A patch against trunk (or 5.4) would have been nicer. Other than that:

* This patch has a huge BC:

 PHP_FUNCTION(stream_wrapper_register)
 {
...     
- if (zend_parse_parameters(ZEND_NUM_ARGS() TSRMLS_CC, "ss|l", &protocol, &protocol_len, &classname, &classname_len, &flags) == FAILURE) {
+
+       uwrap = (struct php_user_stream_wrapper *)ecalloc(1, sizeof(*uwrap));
+
+ if (zend_parse_parameters(ZEND_NUM_ARGS() TSRMLS_CC, "sf|l", &protocol, &protocol_len, &uwrap->fci, &uwrap->fcc, &flags) == FAILURE) {
+               efree(uwrap);

It should be changed so that the current form of stream_wrapper_register is still accepted. I assume this is a mistake because user_wrapper_get_object still tries to instantiate an object directly if there's no callback.

* Calling the object handler get_class_name is nicer than using Z_OBJCE_P(us->object)->name) because it works with more objects.

* You claim this has two advantages -- 1. Allows to inject state into stream wrappers from other parts of the application without having to access global state or encode information into the stream uri. 2. Increases testability of code using stream wrappers.

Could you add some examples substantiating these claims? I have some doubts.

If your factory is a function, #1 doesn't seem to apply. The only way I see you can retrieve state to inject is by exactly the same means available on the wrapper object constructor or stream_open (with the aggravating factor that in stream_open you have access to the context and to the URI, but in the factory you have access to none). If, however, the factory is an object method, I see that you could change state in the object and the factory method would have access to this new state (and could inject in the wrapper object).
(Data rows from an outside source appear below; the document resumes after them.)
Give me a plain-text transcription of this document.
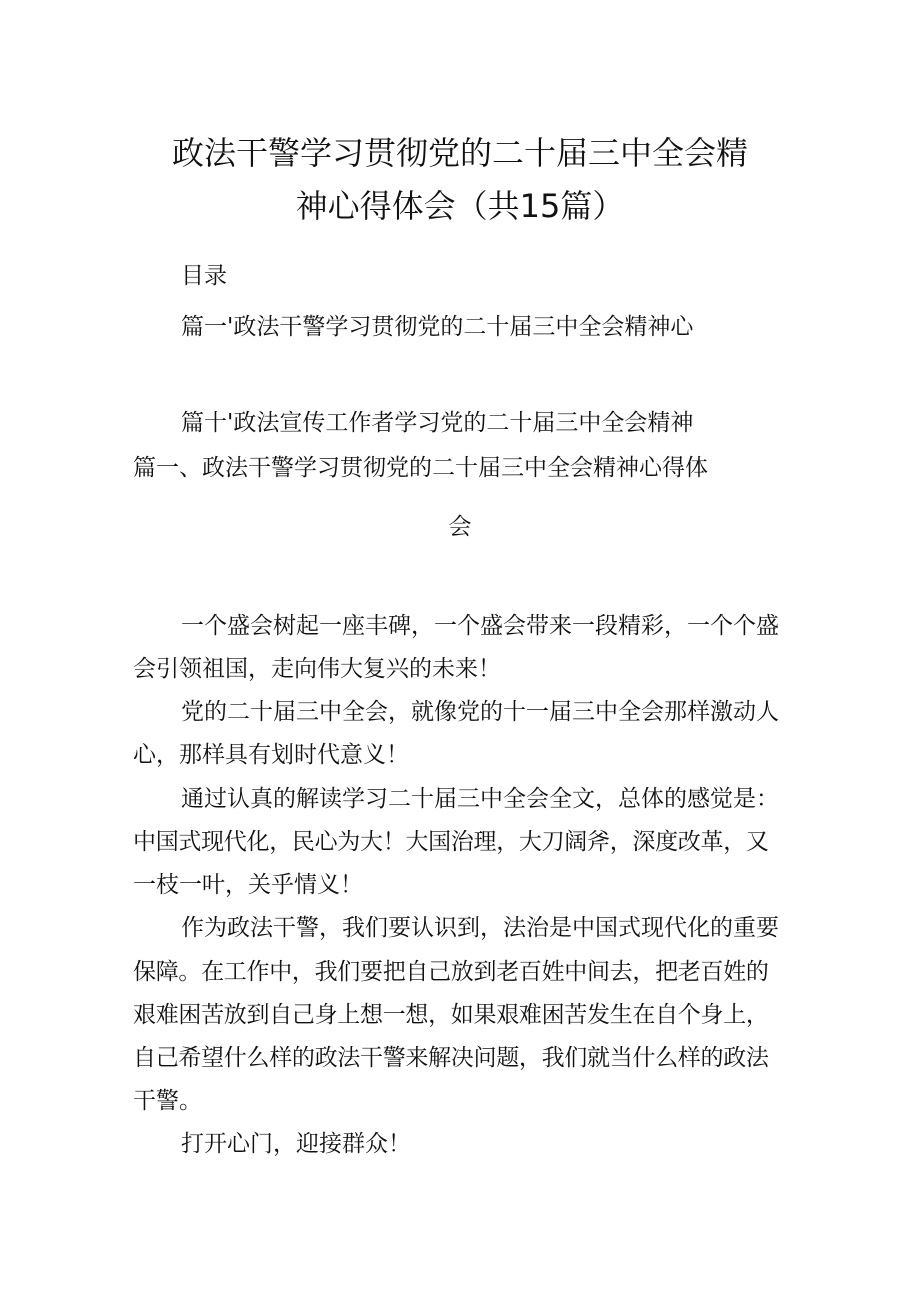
政法干警学习贯彻党的二十届三中全会精
神心得体会（共15篇）
目录
篇一'政法干警学习贯彻党的二十届三中全会精神心
篇十'政法宣传工作者学习党的二十届三中全会精神
篇一、政法干警学习贯彻党的二十届三中全会精神心得体
会
一个盛会树起一座丰碑，一个盛会带来一段精彩，一个个盛
会引领祖国，走向伟大复兴的未来！
党的二十届三中全会，就像党的十一届三中全会那样激动人
心，那样具有划时代意义！
通过认真的解读学习二十届三中全会全文，总体的感觉是：
中国式现代化，民心为大！大国治理，大刀阔斧，深度改革，又
一枝一叶，关乎情义！
作为政法干警，我们要认识到，法治是中国式现代化的重要
保障。在工作中，我们要把自己放到老百姓中间去，把老百姓的
艰难困苦放到自己身上想一想，如果艰难困苦发生在自个身上，
自己希望什么样的政法干警来解决问题，我们就当什么样的政法
干警。
打开心门，迎接群众！
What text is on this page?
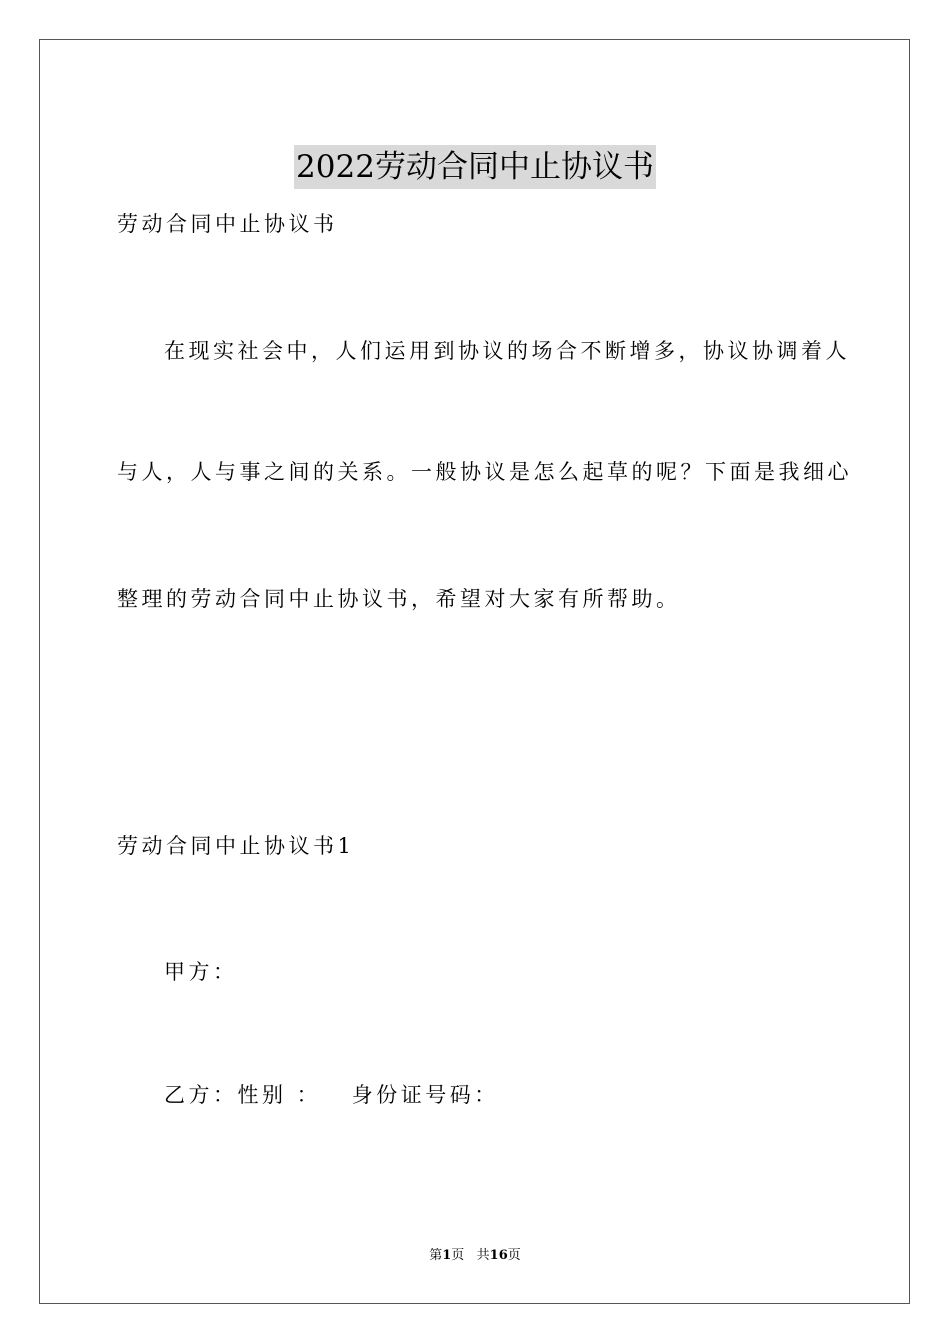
2022劳动合同中止协议书
劳动合同中止协议书
在现实社会中，人们运用到协议的场合不断增多，协议协调着人
与人，人与事之间的关系。一般协议是怎么起草的呢？下面是我细心
整理的劳动合同中止协议书，希望对大家有所帮助。
劳动合同中止协议书1
甲方：
乙方：性别 ：   身份证号码：
第1页   共16页
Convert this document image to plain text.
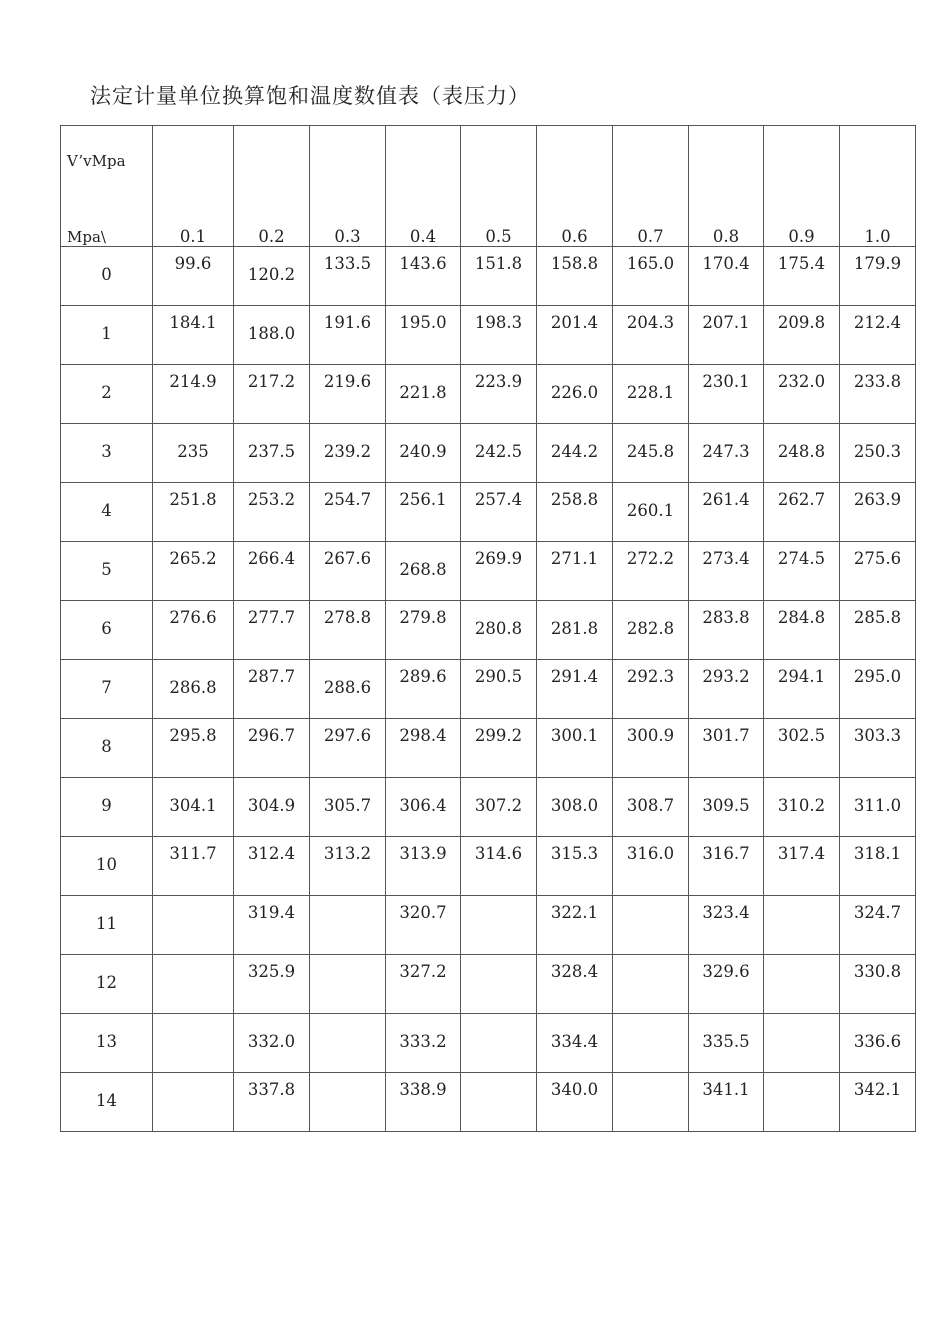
法定计量单位换算饱和温度数值表（表压力）
V’vMpa
Mpa\	0.1	0.2	0.3	0.4	0.5	0.6	0.7	0.8	0.9	1.0

0	99.6	120.2	133.5	143.6	151.8	158.8	165.0	170.4	175.4	179.9

1	184.1	188.0	191.6	195.0	198.3	201.4	204.3	207.1	209.8	212.4

2	214.9	217.2	219.6	221.8	223.9	226.0	228.1	230.1	232.0	233.8

3	235	237.5	239.2	240.9	242.5	244.2	245.8	247.3	248.8	250.3

4	251.8	253.2	254.7	256.1	257.4	258.8	260.1	261.4	262.7	263.9

5	265.2	266.4	267.6	268.8	269.9	271.1	272.2	273.4	274.5	275.6

6	276.6	277.7	278.8	279.8	280.8	281.8	282.8	283.8	284.8	285.8

7	286.8	287.7	288.6	289.6	290.5	291.4	292.3	293.2	294.1	295.0

8	295.8	296.7	297.6	298.4	299.2	300.1	300.9	301.7	302.5	303.3

9	304.1	304.9	305.7	306.4	307.2	308.0	308.7	309.5	310.2	311.0

10	311.7	312.4	313.2	313.9	314.6	315.3	316.0	316.7	317.4	318.1

11		319.4		320.7		322.1		323.4		324.7

12		325.9		327.2		328.4		329.6		330.8

13		332.0		333.2		334.4		335.5		336.6

14		337.8		338.9		340.0		341.1		342.1
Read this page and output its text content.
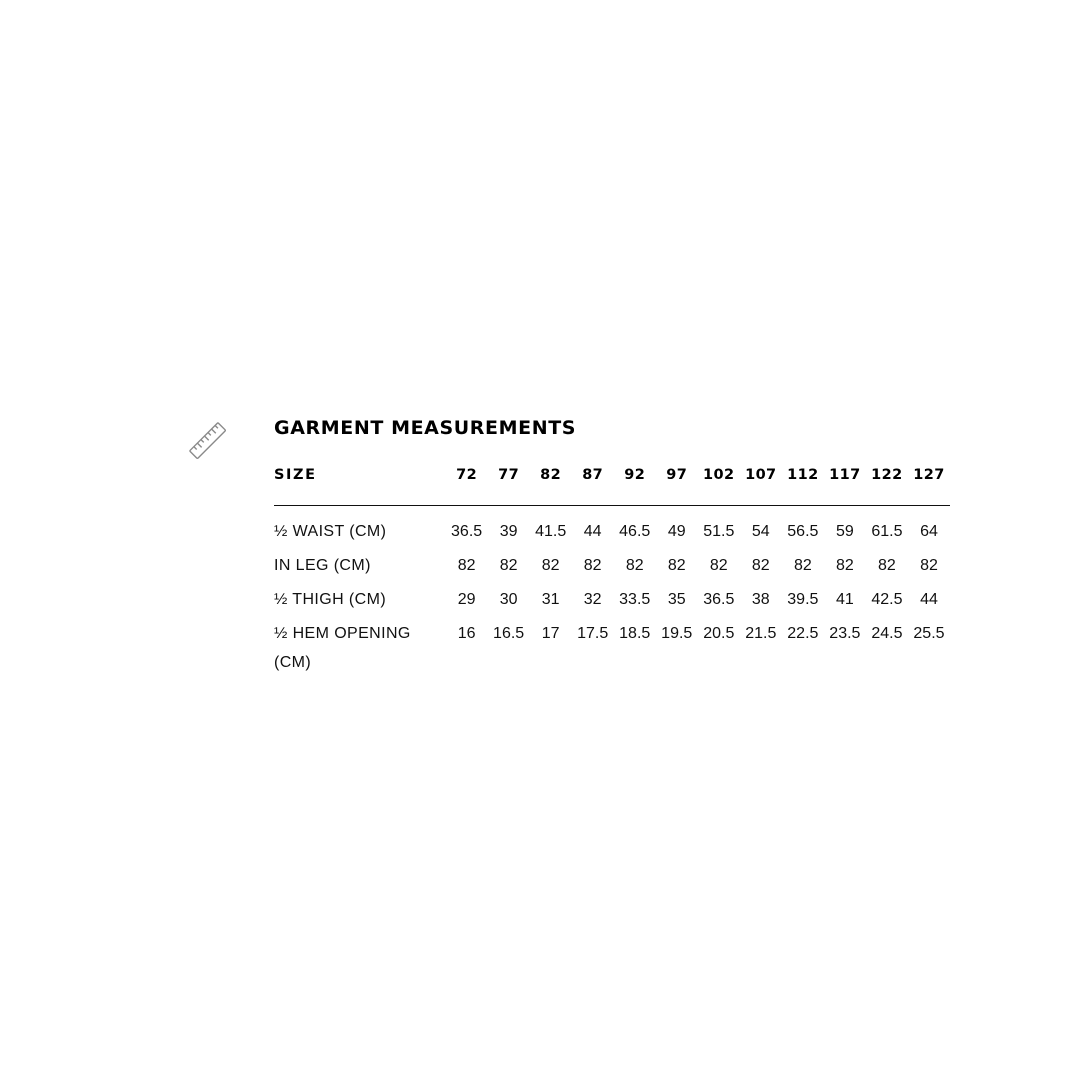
GARMENT MEASUREMENTS
SIZE	72	77	82	87	92	97	102	107	112	117	122	127
½ WAIST (CM)	36.5	39	41.5	44	46.5	49	51.5	54	56.5	59	61.5	64
IN LEG (CM)	82	82	82	82	82	82	82	82	82	82	82	82
½ THIGH (CM)	29	30	31	32	33.5	35	36.5	38	39.5	41	42.5	44
½ HEM OPENING (CM)	16	16.5	17	17.5	18.5	19.5	20.5	21.5	22.5	23.5	24.5	25.5
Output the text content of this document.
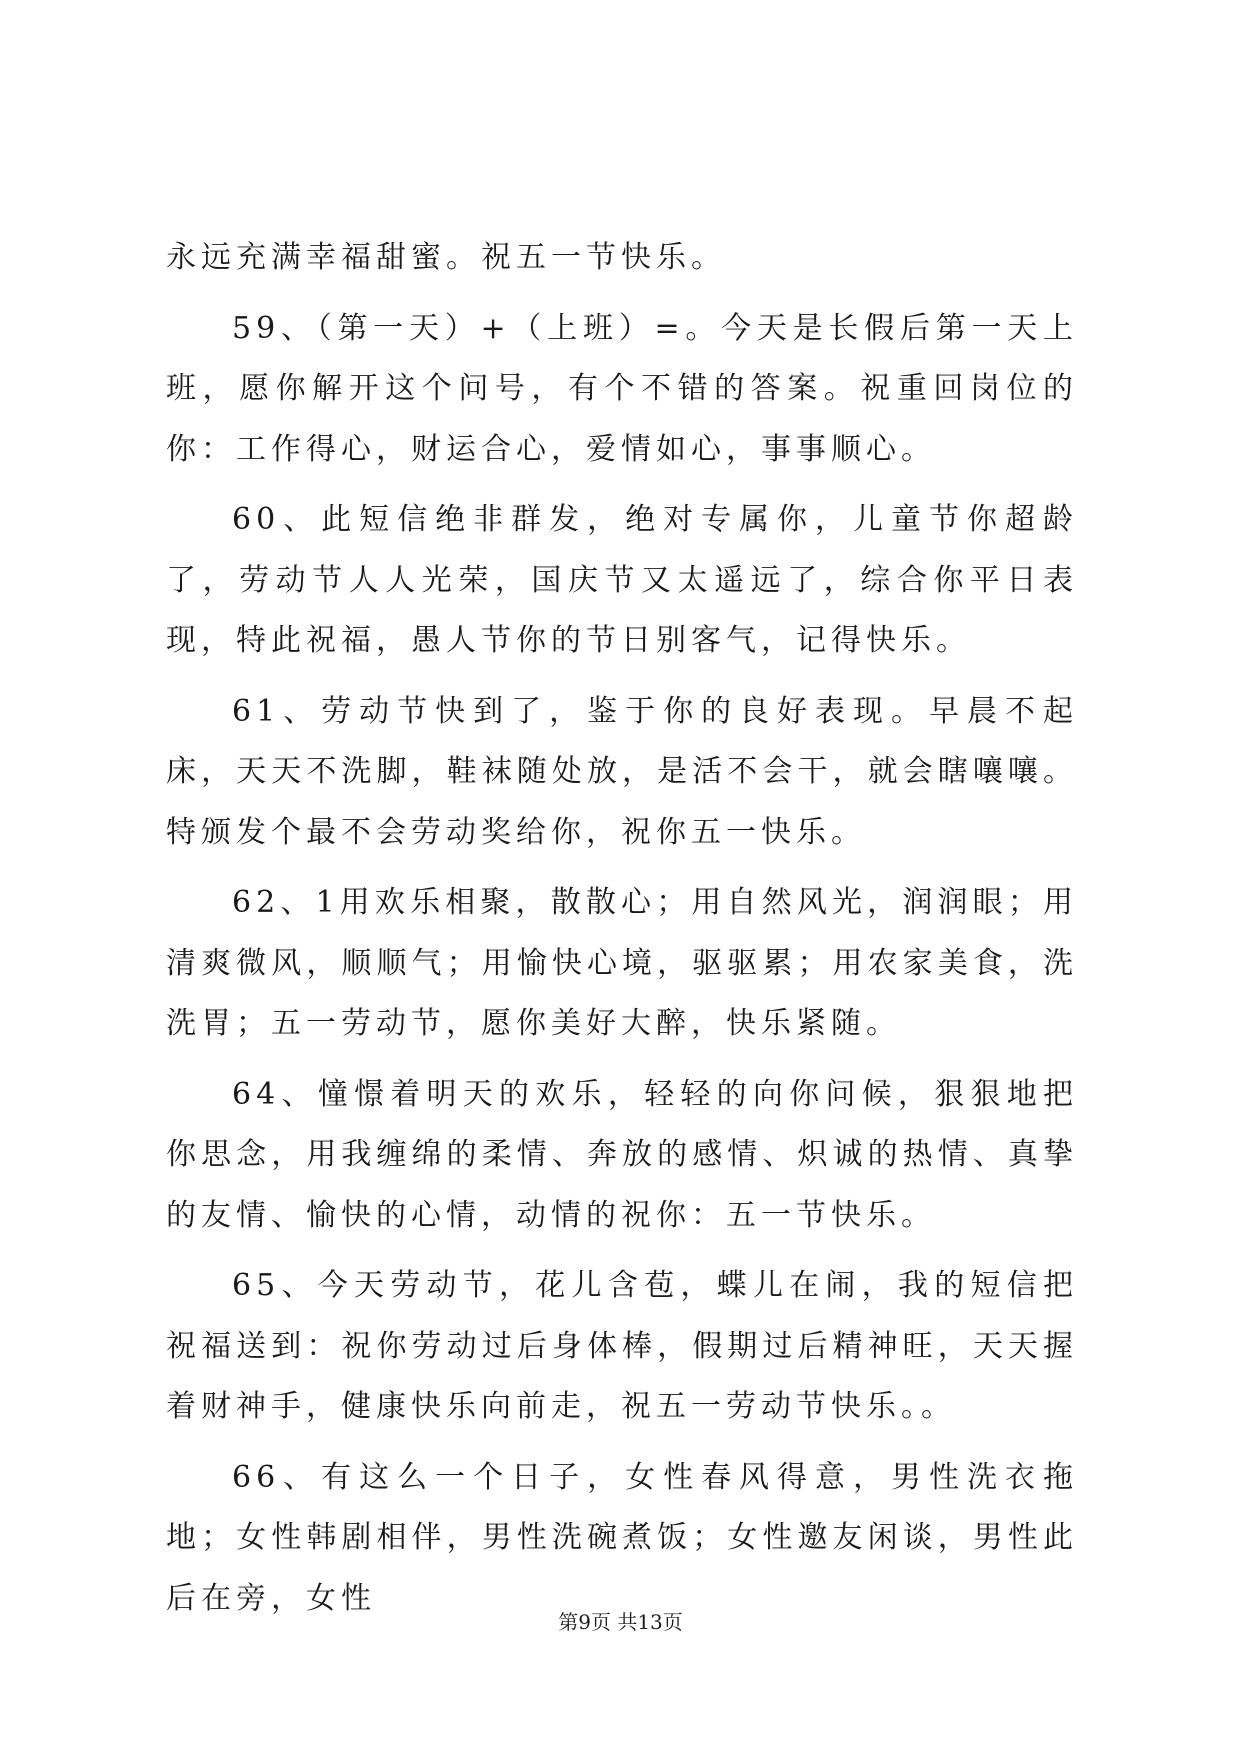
永远充满幸福甜蜜。祝五一节快乐。

59、（第一天）+（上班）=。今天是长假后第一天上班，愿你解开这个问号，有个不错的答案。祝重回岗位的你：工作得心，财运合心，爱情如心，事事顺心。

60、此短信绝非群发，绝对专属你，儿童节你超龄了，劳动节人人光荣，国庆节又太遥远了，综合你平日表现，特此祝福，愚人节你的节日别客气，记得快乐。

61、劳动节快到了，鉴于你的良好表现。早晨不起床，天天不洗脚，鞋袜随处放，是活不会干，就会瞎嚷嚷。特颁发个最不会劳动奖给你，祝你五一快乐。

62、1用欢乐相聚，散散心；用自然风光，润润眼；用清爽微风，顺顺气；用愉快心境，驱驱累；用农家美食，洗洗胃；五一劳动节，愿你美好大醉，快乐紧随。

64、憧憬着明天的欢乐，轻轻的向你问候，狠狠地把你思念，用我缠绵的柔情、奔放的感情、炽诚的热情、真挚的友情、愉快的心情，动情的祝你：五一节快乐。

65、今天劳动节，花儿含苞，蝶儿在闹，我的短信把祝福送到：祝你劳动过后身体棒，假期过后精神旺，天天握着财神手，健康快乐向前走，祝五一劳动节快乐。。

66、有这么一个日子，女性春风得意，男性洗衣拖地；女性韩剧相伴，男性洗碗煮饭；女性邀友闲谈，男性此后在旁，女性

第9页 共13页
Claim #2 is more dubious. Adding a level of indirection in object creation is indeed useful for testing because you can inject to objects that need to instantiate other objects a different factory that will return mock objects. However, I don't see how this applies here. The stream wrapper already doesn't have a fixed dependency; it functions like a basic factory, instantiating an object of a class you give. You can already swap the implementation of a stream wrapper by varying the class name upon registration. So I don't see how you gain anything with this extra complexity.